Intersection of two planes on a line

Question

The intersection of the planes defined by v $\cdot\begin{pmatrix} 8\\1\\-12 \end{pmatrix} = 35$ and v $\cdot \begin{pmatrix} 6\\7\\-9 \end{pmatrix} = 70$ is a line. Find the equation of this line.

Any hints or solutions will be appreciated.

Answer 1

The line will be perpendicular to both (8,1,-12) and (6,7,-9). (Do you understand why?) Therefore, taking the cross product of those two vectors is your first step.

Answer 2

The equation of the plane denoted by v $\cdot\begin{pmatrix} 8\\1\\-12 \end{pmatrix} = 35$ is

$$\mathbb{v}\cdot\begin{pmatrix} 8\\1\\-12 \end{pmatrix} = \begin{pmatrix} x\\y\\z \end{pmatrix}\cdot\begin{pmatrix} 8\\1\\-12 \end{pmatrix} = 8x+y-12z = 35$$

Similarly for the second plane, $$\mathbb{v}\cdot\begin{pmatrix} 6\\7\\-9 \end{pmatrix} = \begin{pmatrix} x\\y\\z \end{pmatrix}\cdot\begin{pmatrix} 6\\7\\-9 \end{pmatrix} = 6x+7y-9z = 70$$

Solve the set of the equations in terms of any variable to obtain the equation of the line.

OR

Observe that the equation of the planes are provided in the form $$ \mathbb{r}\cdot\mathbb{n} = \mathbb{r_0}\cdot\mathbb{n}$$ where $\mathbb{n}$ denotes the normal vector to the plane. Since the line will lie on the plane, its direction vector will be orthogonal to the normal vector of each planes.
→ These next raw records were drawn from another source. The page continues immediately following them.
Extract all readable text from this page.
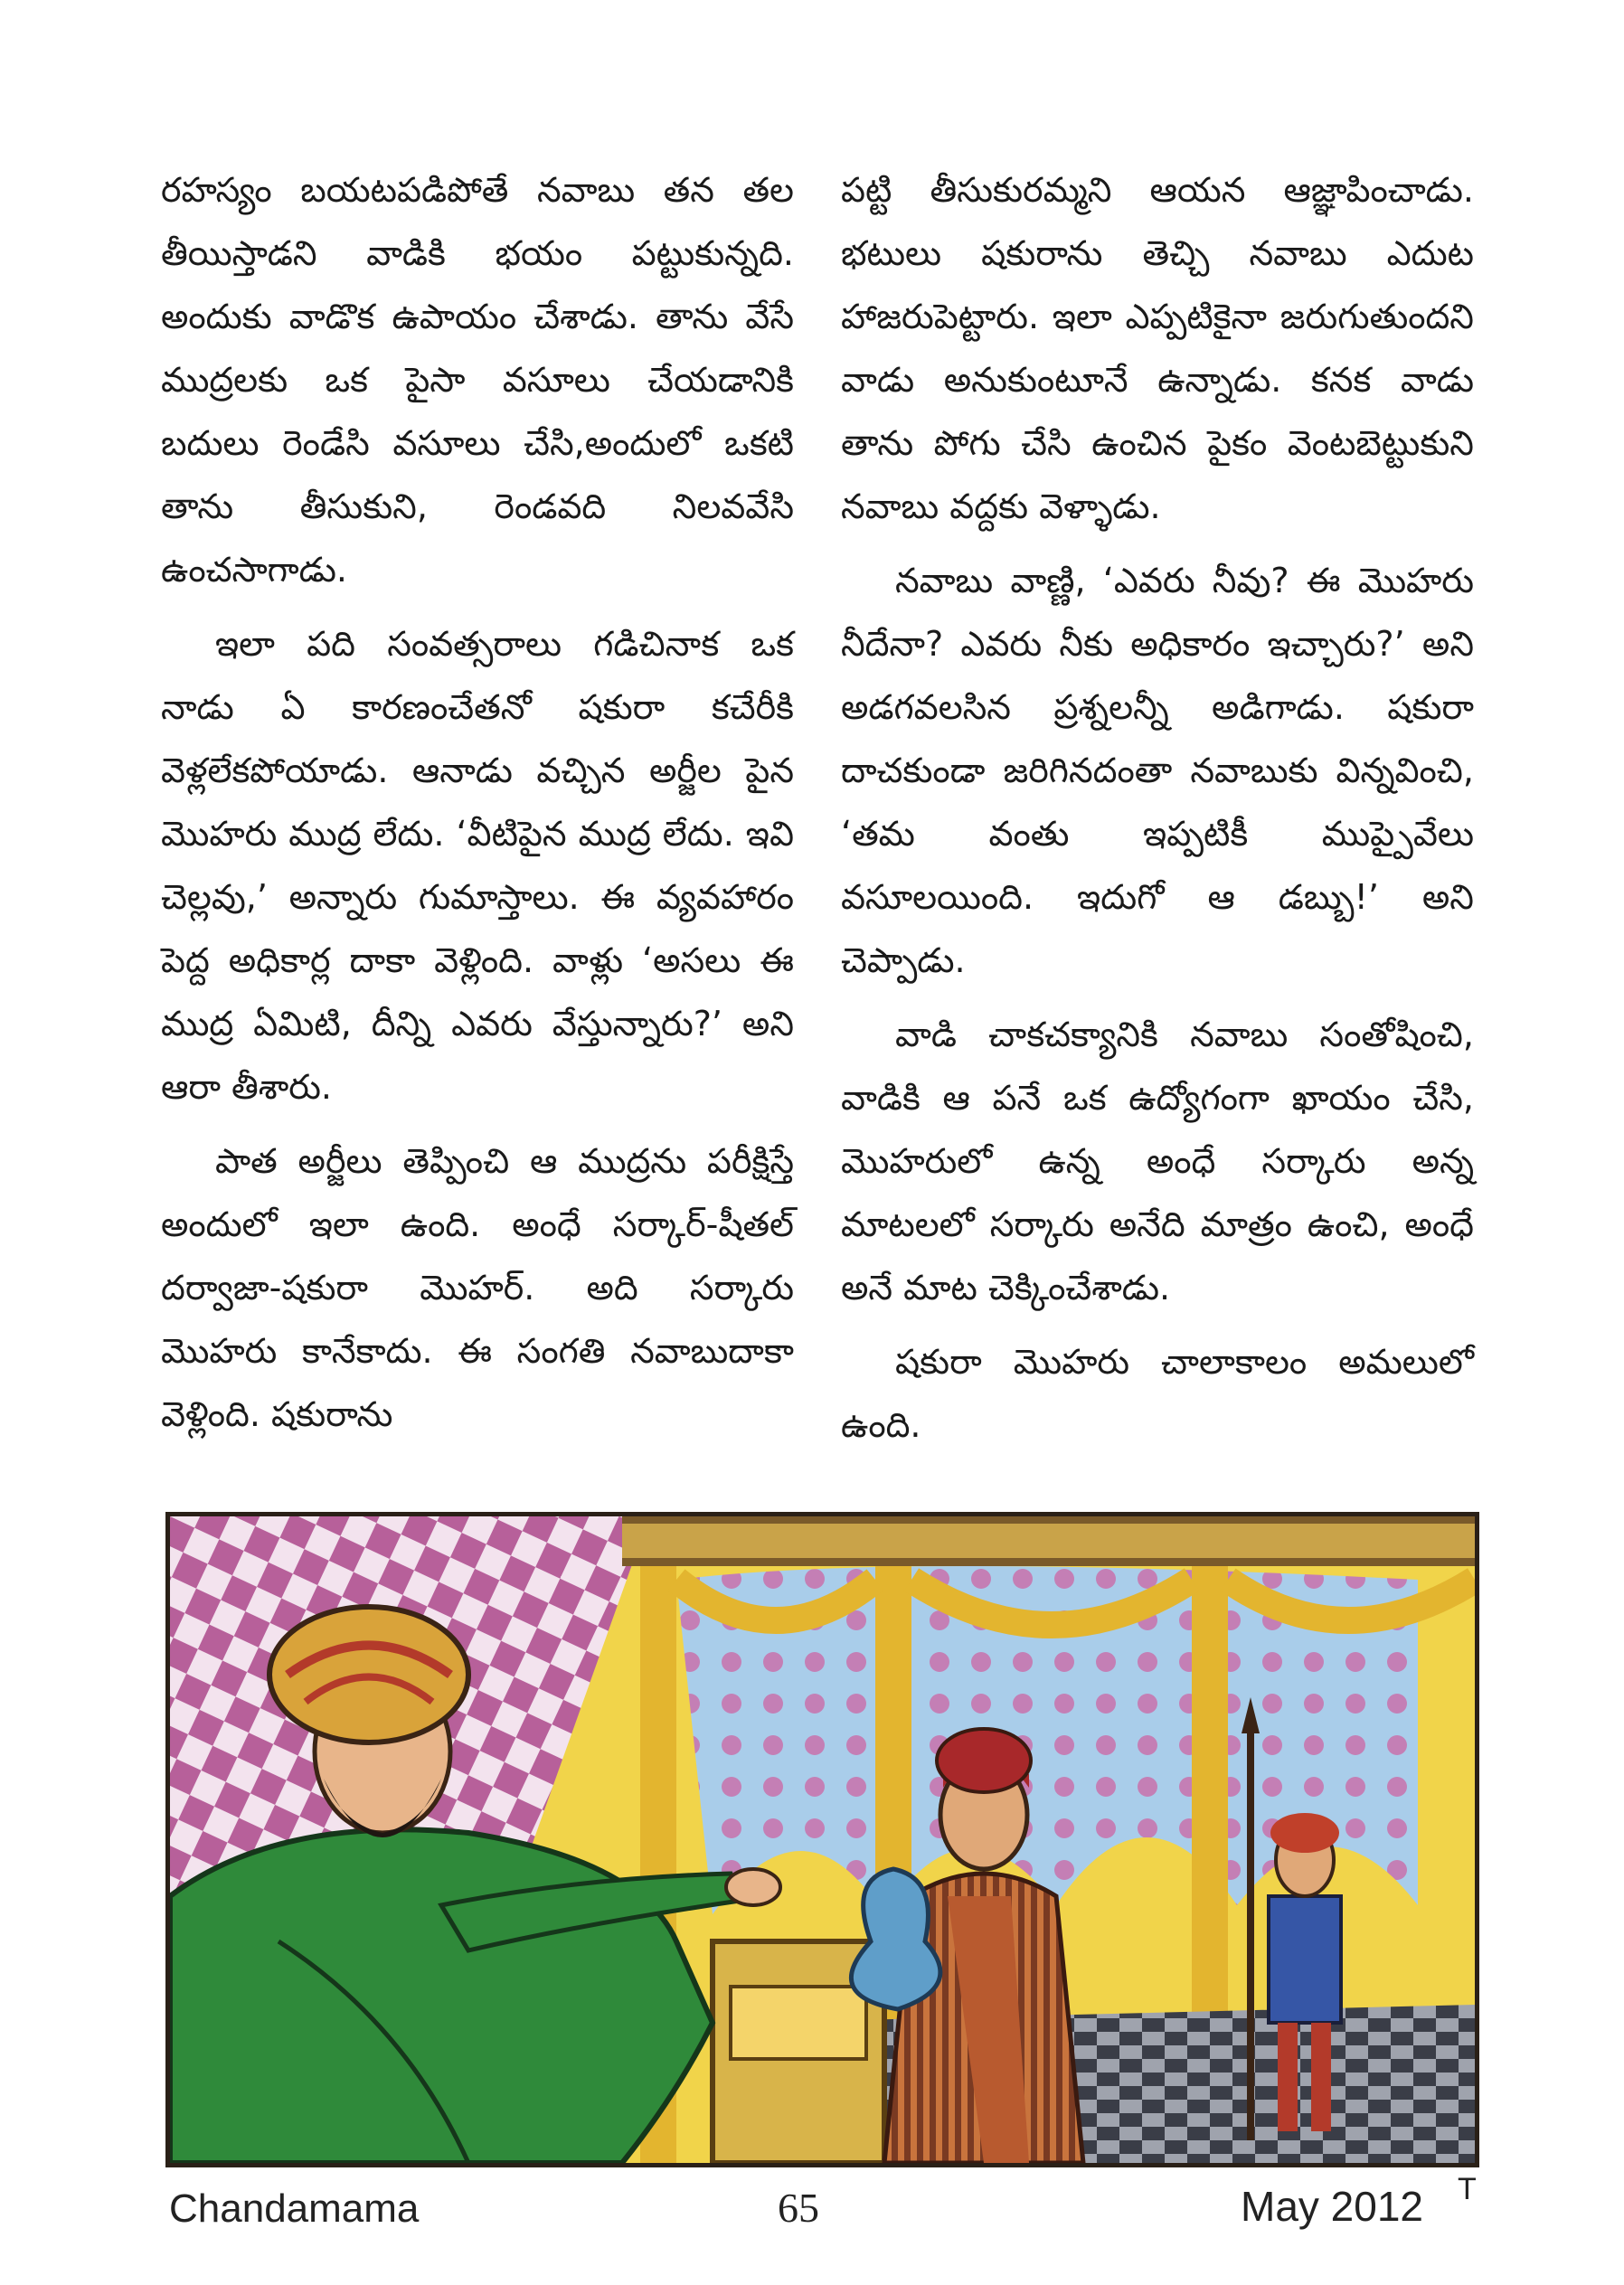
రహస్యం బయటపడిపోతే నవాబు తన తల తీయిస్తాడని వాడికి భయం పట్టుకున్నది. అందుకు వాడొక ఉపాయం చేశాడు. తాను వేసే ముద్రలకు ఒక పైసా వసూలు చేయడానికి బదులు రెండేసి వసూలు చేసి,అందులో ఒకటి తాను తీసుకుని, రెండవది నిలవవేసి ఉంచసాగాడు.

ఇలా పది సంవత్సరాలు గడిచినాక ఒక నాడు ఏ కారణంచేతనో షకురా కచేరీకి వెళ్లలేకపోయాడు. ఆనాడు వచ్చిన అర్జీల పైన మొహరు ముద్ర లేదు. ‘వీటిపైన ముద్ర లేదు. ఇవి చెల్లవు,’ అన్నారు గుమాస్తాలు. ఈ వ్యవహారం పెద్ద అధికార్ల దాకా వెళ్లింది. వాళ్లు ‘అసలు ఈ ముద్ర ఏమిటి, దీన్ని ఎవరు వేస్తున్నారు?’ అని ఆరా తీశారు.

పాత అర్జీలు తెప్పించి ఆ ముద్రను పరీక్షిస్తే అందులో ఇలా ఉంది. అంధే సర్కార్-షీతల్ దర్వాజా-షకురా మొహర్. అది సర్కారు మొహరు కానేకాదు. ఈ సంగతి నవాబుదాకా వెళ్లింది. షకురాను

పట్టి తీసుకురమ్మని ఆయన ఆజ్ఞాపించాడు. భటులు షకురాను తెచ్చి నవాబు ఎదుట హాజరుపెట్టారు. ఇలా ఎప్పటికైనా జరుగుతుందని వాడు అనుకుంటూనే ఉన్నాడు. కనక వాడు తాను పోగు చేసి ఉంచిన పైకం వెంటబెట్టుకుని నవాబు వద్దకు వెళ్ళాడు.

నవాబు వాణ్ణి, ‘ఎవరు నీవు? ఈ మొహరు నీదేనా? ఎవరు నీకు అధికారం ఇచ్చారు?’ అని అడగవలసిన ప్రశ్నలన్నీ అడిగాడు. షకురా దాచకుండా జరిగినదంతా నవాబుకు విన్నవించి, ‘తమ వంతు ఇప్పటికీ ముప్పైవేలు వసూలయింది. ఇదుగో ఆ డబ్బు!’ అని చెప్పాడు.

వాడి చాకచక్యానికి నవాబు సంతోషించి, వాడికి ఆ పనే ఒక ఉద్యోగంగా ఖాయం చేసి, మొహరులో ఉన్న అంధే సర్కారు అన్న మాటలలో సర్కారు అనేది మాత్రం ఉంచి, అంధే అనే మాట చెక్కించేశాడు.

షకురా మొహరు చాలాకాలం అమలులో ఉంది.

Chandamama	65	May 2012 T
Thus we can state that for line $l$:- $$l=a_0+at=a_0+(\mathbb{n_1}\times\mathbb{n_2})t$$ where $a_0$ is a point on the line, $t$ is a scalar and $\mathbb{n_1},\mathbb{n_2}$ denotes the normal vectors of the planes.

Answer 3

Let $\vec v=(x,y,z)$ then the equations for the two planes are

• $8x+y-12z = 35$
• $6x+7y-9z = 70$

which also represent the cartesian equation for the line.

What we can find is the parametric equation for the line $P(t)=P_0+t\vec w$ where $P_0$ is a point which belongs to the line and $\vec w$ is the direction vector.
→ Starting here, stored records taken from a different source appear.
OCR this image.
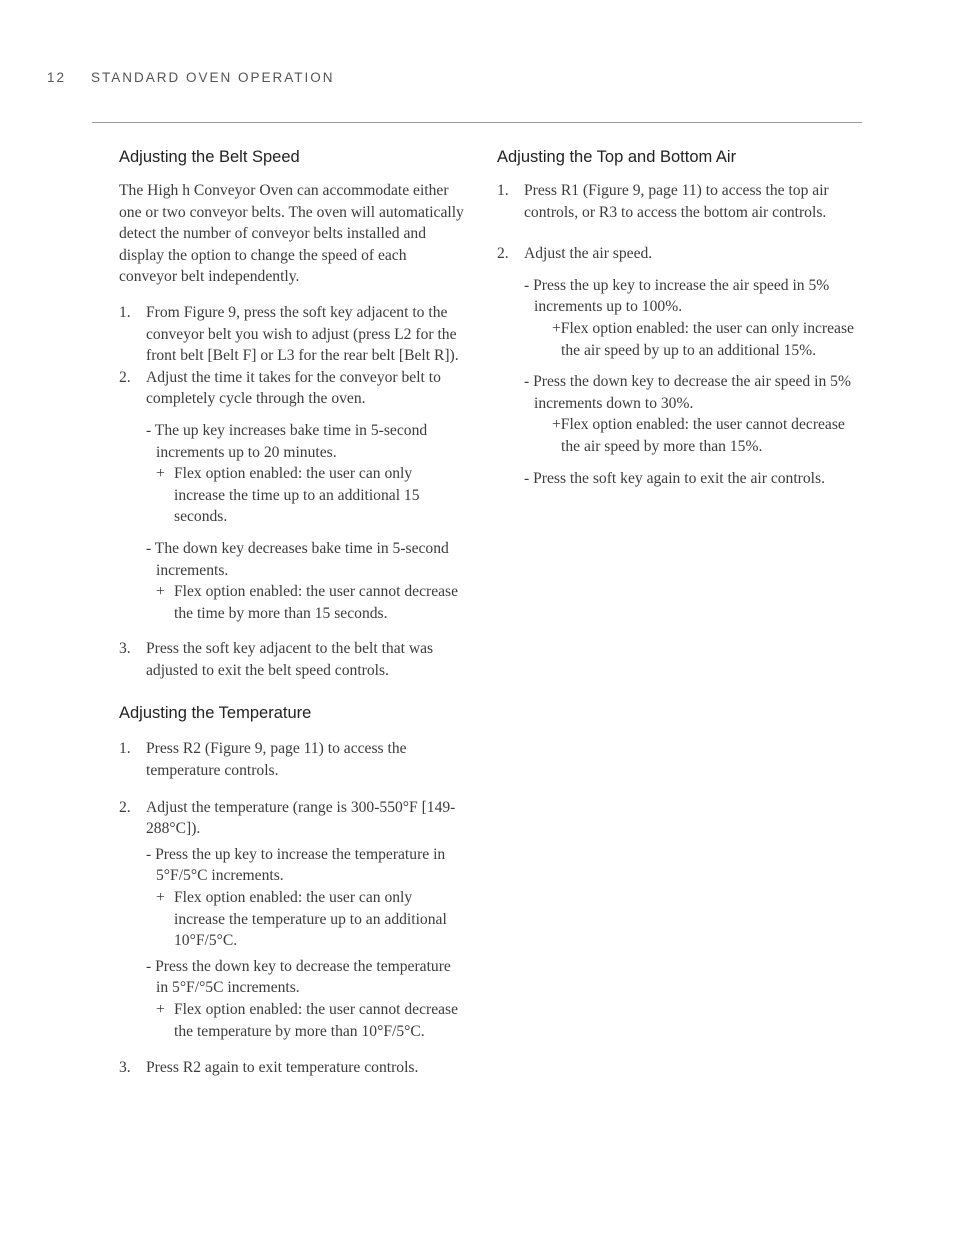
12 STANDARD OVEN OPERATION
Adjusting the Belt Speed

The High h Conveyor Oven can accommodate either one or two conveyor belts. The oven will automatically detect the number of conveyor belts installed and display the option to change the speed of each conveyor belt independently.

1. From Figure 9, press the soft key adjacent to the conveyor belt you wish to adjust (press L2 for the front belt [Belt F] or L3 for the rear belt [Belt R]).
2. Adjust the time it takes for the conveyor belt to completely cycle through the oven.

- The up key increases bake time in 5-second increments up to 20 minutes.

+ Flex option enabled: the user can only increase the time up to an additional 15 seconds.

- The down key decreases bake time in 5-second increments.

+ Flex option enabled: the user cannot decrease the time by more than 15 seconds.
3. Press the soft key adjacent to the belt that was adjusted to exit the belt speed controls.
Adjusting the Temperature
1. Press R2 (Figure 9, page 11) to access the temperature controls.
2. Adjust the temperature (range is 300-550°F [149-288°C]).

- Press the up key to increase the temperature in 5°F/5°C increments.

+ Flex option enabled: the user can only increase the temperature up to an additional 10°F/5°C.

- Press the down key to decrease the temperature in 5°F/°5C increments.

+ Flex option enabled: the user cannot decrease the temperature by more than 10°F/5°C.
3. Press R2 again to exit temperature controls.
Adjusting the Top and Bottom Air
1. Press R1 (Figure 9, page 11) to access the top air controls, or R3 to access the bottom air controls.
2. Adjust the air speed.

- Press the up key to increase the air speed in 5% increments up to 100%.

+Flex option enabled: the user can only increase the air speed by up to an additional 15%.

- Press the down key to decrease the air speed in 5% increments down to 30%.

+Flex option enabled: the user cannot decrease the air speed by more than 15%.

- Press the soft key again to exit the air controls.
To find the parametric equation we can follow (at least) two different methods:

1. Find one point $P_0$ as a solution of the system of equations of the two planes and direction vector $\vec w$ by cross product of the normal vectors of the two planes, that is $\vec w=\vec v_1\times \vec v_2$

2. Find two different points $P$ and $Q$ from the system of equations of the two planes and assume $P_0=P$ and the direction vector $\vec w=Q-P$

Answer 4

Taking a projective-geometric perspective, the two planes are represented by the homogeneous vectors $\mathbf\pi_1 = [8:1:-12:-35]$ and $\mathbf\pi_2=[6:7:-9:-70]$. The points on each plane are the solutions to the equations $\mathbf\pi_1\cdot\mathbf x=0$ and $\mathbf\pi_2\cdot\mathbf x=0$, respectively, so the intersection of the planes is the null space of the matrix $$\begin{bmatrix}\mathbf\pi_1\\\mathbf\pi_2\end{bmatrix} = \begin{bmatrix}8&1&-12&-35\\6&7&-9&-70\end{bmatrix}.$$ Using any of the usual methods, such as Gaussian elimination, you can find that the null space is spanned by $\mathbf p_1 =[7:14:0:2]$ and $\mathbf p_2=[3:0:2:0]$, i.e., every point $\mathbf p$ in the intersection is a linear combination $s\mathbf p_1+t\mathbf p_2$ of these two points. Fix $s=\frac12$ and convert back to inhomogeneous Cartesian coordinates to get a parametric equation for the line of intersection.

Note that this method is essentially equivalent to solving the system of linear of equations of the two planes.